Возможно, одиннадцать или двенадцать лет назад все было иначе. Возможно, как и Букшоу, когда-то Богмор-холл был счастливым местом.

Но почему-то я в этом сомневалась. Это место выглядело так, как я воображала покинутый зал суда: холодное, пустое, источающее запах приговора и последнего узника, которого уволокли исполнять наказание.

Если не считать Джослина, разумеется. Такое ощущение, будто он приговорен к жизни.

Я задумалась, какое ужасное существование, должно быть, он влачит, когда мой разум начал посылать мне срочные сообщения: что-то о двойных дверях. О чем речь?

Замки! Если Бенсон, или кто там тюремщик Джослина, действительно забыл запереть наружную дверь и по какой-то причине вернется, я тоже окажусь под замком.
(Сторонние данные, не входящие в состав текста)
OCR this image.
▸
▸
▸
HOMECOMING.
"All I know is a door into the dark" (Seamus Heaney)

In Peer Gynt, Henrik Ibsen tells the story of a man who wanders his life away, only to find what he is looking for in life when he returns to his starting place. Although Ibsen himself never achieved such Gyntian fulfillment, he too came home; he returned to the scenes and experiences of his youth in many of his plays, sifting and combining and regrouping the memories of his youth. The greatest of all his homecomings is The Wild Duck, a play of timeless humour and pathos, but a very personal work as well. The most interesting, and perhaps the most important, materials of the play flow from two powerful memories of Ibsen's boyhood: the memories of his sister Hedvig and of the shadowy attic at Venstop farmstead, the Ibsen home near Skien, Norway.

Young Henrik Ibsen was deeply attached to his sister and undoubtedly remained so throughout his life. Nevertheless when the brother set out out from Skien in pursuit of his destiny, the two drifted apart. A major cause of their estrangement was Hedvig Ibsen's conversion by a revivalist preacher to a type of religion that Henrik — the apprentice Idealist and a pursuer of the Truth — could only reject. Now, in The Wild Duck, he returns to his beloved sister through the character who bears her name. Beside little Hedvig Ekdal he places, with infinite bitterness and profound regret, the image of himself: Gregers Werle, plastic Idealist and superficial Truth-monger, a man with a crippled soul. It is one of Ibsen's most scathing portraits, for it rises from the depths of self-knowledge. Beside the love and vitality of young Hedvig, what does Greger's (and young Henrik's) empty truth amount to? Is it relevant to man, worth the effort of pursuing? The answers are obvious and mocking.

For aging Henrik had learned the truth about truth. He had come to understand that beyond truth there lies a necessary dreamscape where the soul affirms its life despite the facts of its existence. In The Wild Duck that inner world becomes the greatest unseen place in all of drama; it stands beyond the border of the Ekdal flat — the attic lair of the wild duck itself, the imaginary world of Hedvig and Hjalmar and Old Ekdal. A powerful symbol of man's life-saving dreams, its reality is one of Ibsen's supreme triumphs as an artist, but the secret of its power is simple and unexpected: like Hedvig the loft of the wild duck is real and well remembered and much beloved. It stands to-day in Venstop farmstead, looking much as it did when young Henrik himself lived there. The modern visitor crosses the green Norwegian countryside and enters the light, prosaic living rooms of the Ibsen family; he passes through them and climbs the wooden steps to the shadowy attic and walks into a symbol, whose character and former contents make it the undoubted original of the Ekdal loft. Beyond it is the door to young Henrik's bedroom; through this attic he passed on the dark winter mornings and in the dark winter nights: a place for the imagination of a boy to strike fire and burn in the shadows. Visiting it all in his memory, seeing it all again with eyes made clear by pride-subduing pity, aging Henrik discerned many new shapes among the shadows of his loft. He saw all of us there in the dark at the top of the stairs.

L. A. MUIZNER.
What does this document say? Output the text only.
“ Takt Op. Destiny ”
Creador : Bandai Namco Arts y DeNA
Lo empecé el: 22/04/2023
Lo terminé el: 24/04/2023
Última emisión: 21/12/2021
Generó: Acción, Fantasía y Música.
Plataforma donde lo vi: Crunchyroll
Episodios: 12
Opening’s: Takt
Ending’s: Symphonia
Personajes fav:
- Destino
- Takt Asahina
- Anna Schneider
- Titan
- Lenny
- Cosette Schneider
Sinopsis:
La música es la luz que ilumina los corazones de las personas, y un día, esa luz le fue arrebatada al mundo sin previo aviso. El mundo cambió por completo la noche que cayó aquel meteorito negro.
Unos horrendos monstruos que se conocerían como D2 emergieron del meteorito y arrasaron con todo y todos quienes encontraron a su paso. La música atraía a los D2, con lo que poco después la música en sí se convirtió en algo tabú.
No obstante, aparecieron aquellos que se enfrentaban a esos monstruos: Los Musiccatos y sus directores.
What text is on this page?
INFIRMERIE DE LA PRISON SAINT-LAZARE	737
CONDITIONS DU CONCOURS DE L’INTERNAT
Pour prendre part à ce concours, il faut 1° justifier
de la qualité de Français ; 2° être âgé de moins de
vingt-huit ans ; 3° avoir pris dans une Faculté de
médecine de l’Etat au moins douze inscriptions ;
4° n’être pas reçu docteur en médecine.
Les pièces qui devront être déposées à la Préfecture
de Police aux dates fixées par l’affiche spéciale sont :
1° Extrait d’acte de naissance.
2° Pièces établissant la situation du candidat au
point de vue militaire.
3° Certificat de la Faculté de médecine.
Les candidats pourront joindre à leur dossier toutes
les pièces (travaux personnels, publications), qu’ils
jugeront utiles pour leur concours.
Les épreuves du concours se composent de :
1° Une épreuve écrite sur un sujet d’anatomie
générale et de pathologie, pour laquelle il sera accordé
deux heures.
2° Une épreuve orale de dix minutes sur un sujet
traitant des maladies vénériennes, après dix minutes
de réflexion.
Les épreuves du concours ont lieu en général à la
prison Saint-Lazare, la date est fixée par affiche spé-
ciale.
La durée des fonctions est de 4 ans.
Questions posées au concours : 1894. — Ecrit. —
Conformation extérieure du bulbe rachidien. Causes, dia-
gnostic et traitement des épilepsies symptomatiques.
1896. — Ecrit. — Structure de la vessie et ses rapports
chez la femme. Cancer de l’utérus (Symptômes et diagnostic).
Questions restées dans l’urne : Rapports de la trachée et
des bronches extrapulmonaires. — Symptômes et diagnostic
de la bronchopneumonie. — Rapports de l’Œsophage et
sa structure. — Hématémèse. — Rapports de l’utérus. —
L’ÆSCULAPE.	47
Мне надо убраться отсюда как можно скорее! Все идеи насчет того, чтобы расспросить Джослина о его отце или Харриет, или о святом, которого не должно тревожить, придется отложить на другой день.

Пока он остается в своем музыкально-инструментальном пузыре, я тихо уйду незамеченной.

Я прикинула маршрут и начала медленно двигаться к двери. Я была уже на полпути к выходу, когда музыка закончилась.

Джослин слегка наклонил голову вправо, потом влево. Встал из кресла и повернулся кругом в тот момент, когда я коснулась дверной ручки.

Его глаза встретились с моими, лицо ничего не выражало. Невозможно было понять, о чем он думает.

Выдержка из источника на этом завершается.